Photo and Article by: Chad Lckhoff

Never before has the custom truck scene been as popular in South Africa as it is at the moment. While man is still hunting down and searching for American pony cars and boulevard cruisers, the 50s and 60s era trucks are in high demand. This is by clientele looking for a left-field approach to the scene. 

This is clearly evident by the dedicated cluster of custom Pickup trucks lining the one side of Creative Rides showroom in Bryanston. The market has exploded, and we get so many requests for custom trucks these days explains Bryce Roberts. 

Immediately the 54 jumps out at you it is difficult to ignore. As with any true custom, there is always more than meets the eye and you are soon lost in the fine detail. Privately built there is not a single part on this truck that has been left untouched. It took the better part of five years to build but the end result is well worth all of the effort.

Underneath the cab and bin, lie a full Jag suspension with disc brakes fitted to all four corners with the rear-mounted inboard. This is alongside the diff and framed by the twin TNT Performance Exhaust Germiston pipes that run straight down the centre and exit at the rear in four tips through an opening in the lower section of the customized tailgate. Flanked by the circular tail lights, these tips emit a beautiful bark, thanks to the 50 cubic inch crate motor up front. A few Edelbrock additions liven up the V8 that replaced the 235 cubic inches straight-six that this 3100 Advance was originally fitted with. 

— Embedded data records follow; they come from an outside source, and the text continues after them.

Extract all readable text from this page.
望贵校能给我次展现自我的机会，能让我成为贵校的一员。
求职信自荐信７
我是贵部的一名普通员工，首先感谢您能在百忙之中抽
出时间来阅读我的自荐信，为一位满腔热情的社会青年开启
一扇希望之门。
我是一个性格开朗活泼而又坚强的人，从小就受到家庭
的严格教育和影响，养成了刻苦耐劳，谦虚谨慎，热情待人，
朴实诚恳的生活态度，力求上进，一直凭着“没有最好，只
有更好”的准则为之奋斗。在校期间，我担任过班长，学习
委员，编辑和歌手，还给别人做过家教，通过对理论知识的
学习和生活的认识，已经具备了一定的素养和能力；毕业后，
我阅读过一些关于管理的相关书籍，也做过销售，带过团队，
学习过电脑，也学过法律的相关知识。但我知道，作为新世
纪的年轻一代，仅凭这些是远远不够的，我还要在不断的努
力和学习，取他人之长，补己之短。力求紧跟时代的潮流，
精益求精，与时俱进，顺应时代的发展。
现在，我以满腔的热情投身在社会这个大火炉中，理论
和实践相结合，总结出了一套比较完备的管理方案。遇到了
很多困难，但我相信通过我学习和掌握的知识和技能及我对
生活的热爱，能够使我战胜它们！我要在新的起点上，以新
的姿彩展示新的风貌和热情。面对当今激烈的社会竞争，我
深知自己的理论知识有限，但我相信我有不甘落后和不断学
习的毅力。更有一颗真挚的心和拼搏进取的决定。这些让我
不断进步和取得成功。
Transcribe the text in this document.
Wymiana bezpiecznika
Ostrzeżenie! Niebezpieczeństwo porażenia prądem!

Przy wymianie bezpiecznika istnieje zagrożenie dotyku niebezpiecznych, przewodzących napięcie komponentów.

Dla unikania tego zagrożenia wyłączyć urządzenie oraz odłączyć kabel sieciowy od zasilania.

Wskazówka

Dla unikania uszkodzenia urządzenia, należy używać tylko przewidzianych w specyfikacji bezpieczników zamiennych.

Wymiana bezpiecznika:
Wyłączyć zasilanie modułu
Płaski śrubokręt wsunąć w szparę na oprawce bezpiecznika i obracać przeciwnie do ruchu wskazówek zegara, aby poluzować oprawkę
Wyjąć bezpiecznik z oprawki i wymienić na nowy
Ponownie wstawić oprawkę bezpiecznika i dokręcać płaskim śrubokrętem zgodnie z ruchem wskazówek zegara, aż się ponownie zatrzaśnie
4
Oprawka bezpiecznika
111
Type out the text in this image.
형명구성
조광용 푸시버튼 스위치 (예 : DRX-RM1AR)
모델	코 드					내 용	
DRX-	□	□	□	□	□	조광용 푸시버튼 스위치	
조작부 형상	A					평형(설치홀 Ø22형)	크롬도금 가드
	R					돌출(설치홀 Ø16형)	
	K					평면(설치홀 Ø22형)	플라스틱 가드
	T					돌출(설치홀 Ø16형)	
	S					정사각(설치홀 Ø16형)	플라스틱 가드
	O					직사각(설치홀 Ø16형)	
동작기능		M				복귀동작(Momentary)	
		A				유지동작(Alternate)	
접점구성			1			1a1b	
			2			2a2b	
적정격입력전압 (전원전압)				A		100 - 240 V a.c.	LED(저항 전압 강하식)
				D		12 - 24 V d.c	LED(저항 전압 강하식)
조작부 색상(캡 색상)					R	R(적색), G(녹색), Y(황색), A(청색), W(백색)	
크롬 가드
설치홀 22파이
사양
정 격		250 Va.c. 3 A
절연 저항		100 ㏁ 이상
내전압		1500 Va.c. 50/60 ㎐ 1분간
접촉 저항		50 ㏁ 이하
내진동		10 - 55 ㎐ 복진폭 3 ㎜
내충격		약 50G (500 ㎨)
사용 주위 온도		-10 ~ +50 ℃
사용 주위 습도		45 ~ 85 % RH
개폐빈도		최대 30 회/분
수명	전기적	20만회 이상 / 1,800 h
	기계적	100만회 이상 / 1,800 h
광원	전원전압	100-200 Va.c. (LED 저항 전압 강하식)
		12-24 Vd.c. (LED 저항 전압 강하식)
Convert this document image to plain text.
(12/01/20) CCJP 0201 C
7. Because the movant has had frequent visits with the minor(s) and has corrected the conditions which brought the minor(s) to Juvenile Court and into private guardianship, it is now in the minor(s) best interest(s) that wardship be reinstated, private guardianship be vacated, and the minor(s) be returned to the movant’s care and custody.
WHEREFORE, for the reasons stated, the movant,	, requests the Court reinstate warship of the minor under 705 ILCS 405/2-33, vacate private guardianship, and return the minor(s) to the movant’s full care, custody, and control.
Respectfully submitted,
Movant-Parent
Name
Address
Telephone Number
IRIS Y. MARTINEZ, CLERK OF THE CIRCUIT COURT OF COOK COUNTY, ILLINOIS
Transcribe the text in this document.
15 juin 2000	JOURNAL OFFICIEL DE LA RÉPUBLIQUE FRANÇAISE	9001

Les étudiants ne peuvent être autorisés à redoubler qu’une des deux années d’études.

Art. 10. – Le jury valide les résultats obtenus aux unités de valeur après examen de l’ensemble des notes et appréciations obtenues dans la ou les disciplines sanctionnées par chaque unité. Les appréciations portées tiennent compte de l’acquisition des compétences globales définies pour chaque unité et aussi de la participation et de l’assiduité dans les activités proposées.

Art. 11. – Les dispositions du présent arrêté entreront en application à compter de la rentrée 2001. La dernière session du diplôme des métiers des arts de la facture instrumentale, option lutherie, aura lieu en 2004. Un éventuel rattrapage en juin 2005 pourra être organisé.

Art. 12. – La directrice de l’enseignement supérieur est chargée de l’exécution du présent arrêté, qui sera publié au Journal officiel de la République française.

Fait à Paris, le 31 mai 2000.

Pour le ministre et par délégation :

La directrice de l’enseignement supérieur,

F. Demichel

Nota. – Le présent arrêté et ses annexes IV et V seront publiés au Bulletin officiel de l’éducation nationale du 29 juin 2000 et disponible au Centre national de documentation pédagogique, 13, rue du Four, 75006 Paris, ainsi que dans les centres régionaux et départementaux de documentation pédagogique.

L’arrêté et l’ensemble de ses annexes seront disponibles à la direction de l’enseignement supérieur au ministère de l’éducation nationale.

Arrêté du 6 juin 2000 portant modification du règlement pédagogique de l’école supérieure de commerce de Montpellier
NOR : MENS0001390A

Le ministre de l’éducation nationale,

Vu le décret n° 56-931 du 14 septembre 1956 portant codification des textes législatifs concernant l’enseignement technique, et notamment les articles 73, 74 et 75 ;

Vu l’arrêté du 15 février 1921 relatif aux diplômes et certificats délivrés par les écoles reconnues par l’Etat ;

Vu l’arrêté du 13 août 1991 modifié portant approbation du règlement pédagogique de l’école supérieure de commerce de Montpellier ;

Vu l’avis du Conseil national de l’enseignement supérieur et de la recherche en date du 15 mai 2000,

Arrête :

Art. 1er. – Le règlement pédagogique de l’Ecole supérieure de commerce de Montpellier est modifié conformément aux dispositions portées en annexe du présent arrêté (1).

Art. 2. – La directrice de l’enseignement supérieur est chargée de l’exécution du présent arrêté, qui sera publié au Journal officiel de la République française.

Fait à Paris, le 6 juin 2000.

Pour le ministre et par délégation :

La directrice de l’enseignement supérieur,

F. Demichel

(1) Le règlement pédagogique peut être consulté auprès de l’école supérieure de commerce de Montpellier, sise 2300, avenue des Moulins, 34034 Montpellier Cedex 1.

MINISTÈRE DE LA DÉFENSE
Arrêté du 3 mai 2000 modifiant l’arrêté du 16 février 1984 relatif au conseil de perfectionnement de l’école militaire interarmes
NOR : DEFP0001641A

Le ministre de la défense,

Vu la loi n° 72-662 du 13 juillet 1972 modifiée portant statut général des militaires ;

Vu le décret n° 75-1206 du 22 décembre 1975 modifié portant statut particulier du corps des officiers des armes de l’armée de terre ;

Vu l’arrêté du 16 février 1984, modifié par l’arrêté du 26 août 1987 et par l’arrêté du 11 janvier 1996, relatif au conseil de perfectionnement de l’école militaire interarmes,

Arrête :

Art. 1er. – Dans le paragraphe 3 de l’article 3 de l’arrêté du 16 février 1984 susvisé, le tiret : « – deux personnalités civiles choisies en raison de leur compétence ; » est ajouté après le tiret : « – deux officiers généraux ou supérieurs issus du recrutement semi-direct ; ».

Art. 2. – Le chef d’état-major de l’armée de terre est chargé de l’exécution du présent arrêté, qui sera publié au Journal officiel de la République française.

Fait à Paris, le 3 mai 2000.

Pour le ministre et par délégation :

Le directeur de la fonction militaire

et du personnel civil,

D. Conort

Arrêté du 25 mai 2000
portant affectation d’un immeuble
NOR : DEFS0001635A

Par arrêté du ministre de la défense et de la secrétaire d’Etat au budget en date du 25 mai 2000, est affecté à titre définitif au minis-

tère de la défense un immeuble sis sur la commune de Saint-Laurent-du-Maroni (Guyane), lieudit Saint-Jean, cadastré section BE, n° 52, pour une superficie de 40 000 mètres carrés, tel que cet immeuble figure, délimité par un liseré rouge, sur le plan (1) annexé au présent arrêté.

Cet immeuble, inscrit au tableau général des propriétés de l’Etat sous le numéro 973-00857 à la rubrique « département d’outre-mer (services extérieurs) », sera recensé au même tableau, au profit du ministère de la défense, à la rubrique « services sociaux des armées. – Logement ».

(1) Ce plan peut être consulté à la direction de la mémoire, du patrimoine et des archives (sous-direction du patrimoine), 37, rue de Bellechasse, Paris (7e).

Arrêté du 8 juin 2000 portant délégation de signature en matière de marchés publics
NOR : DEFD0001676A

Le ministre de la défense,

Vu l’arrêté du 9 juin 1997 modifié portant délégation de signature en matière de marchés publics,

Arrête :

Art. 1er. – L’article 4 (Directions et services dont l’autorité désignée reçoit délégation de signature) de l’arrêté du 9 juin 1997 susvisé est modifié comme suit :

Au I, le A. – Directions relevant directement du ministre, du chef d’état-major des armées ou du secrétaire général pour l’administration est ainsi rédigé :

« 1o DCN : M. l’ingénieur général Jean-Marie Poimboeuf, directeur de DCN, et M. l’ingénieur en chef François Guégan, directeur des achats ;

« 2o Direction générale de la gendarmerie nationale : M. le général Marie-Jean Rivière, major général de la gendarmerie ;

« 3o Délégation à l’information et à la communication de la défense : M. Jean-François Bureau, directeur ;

The closer you look the more you see. Around the front end, the bull nose grilled has been chromed and the mighty hood is now devoid of its centre trim line. The fender vents have been removed and smoothed over and the same treatment has been given to the doors. Now actuated by remote with a set of poppers. 

The keen amongst you will note that there is now an angled bin whereas the original 54 had flat 90-degree sides. This wears a slightly older 45-degree flare, combined with the more robust arches of the late 40s models. In the bin rests a custom fuel tank and slatted decking.

There is a further 40s feel with the front windscreen and letterbox rear window. Gone is the wraparound glass and split-screen glass now fills the gap up front. Making it tricky to ID the model by looking at the front end alone. In keeping with the clean and uncluttered look, the doors have been relieved of their quarter windows and the drip rails removed. This mixes in modern touches with classic split-window touches. 

Climb on board and there will be no sliding across a bench seat, as two individual bucket seats adorn the interior. Trimmed in beige leather, the bolstered seats provide a modern look and feel to a 60-year -old interior. Even if the gauges and dashboard scream otherwise. 

A set of curved glass Classic instruments have replaced the original speed and auxiliary gauges, their ivory faces tying in with the beige interior whilst still remaining period-true. They are offset by the three-spoke Billet Specialities Banjo steering wheel that wears a shade of red to carry the exterior and interior metalwork colour. The steering column is adorned with some chrome Billet Specialities switchgear. Further, the rear-view mirrors and door trim are from the same aforementioned stable. 

With the 18-inch American Racing Torq Thrust II wheels, near-perfect stance and gleaming candy paintwork, this 54 looks as good as it goes and sounds. The drive is sublime thanks to the underpinnings, disc brakes and power steering. It is a classic combination of practicality and head-turn factor.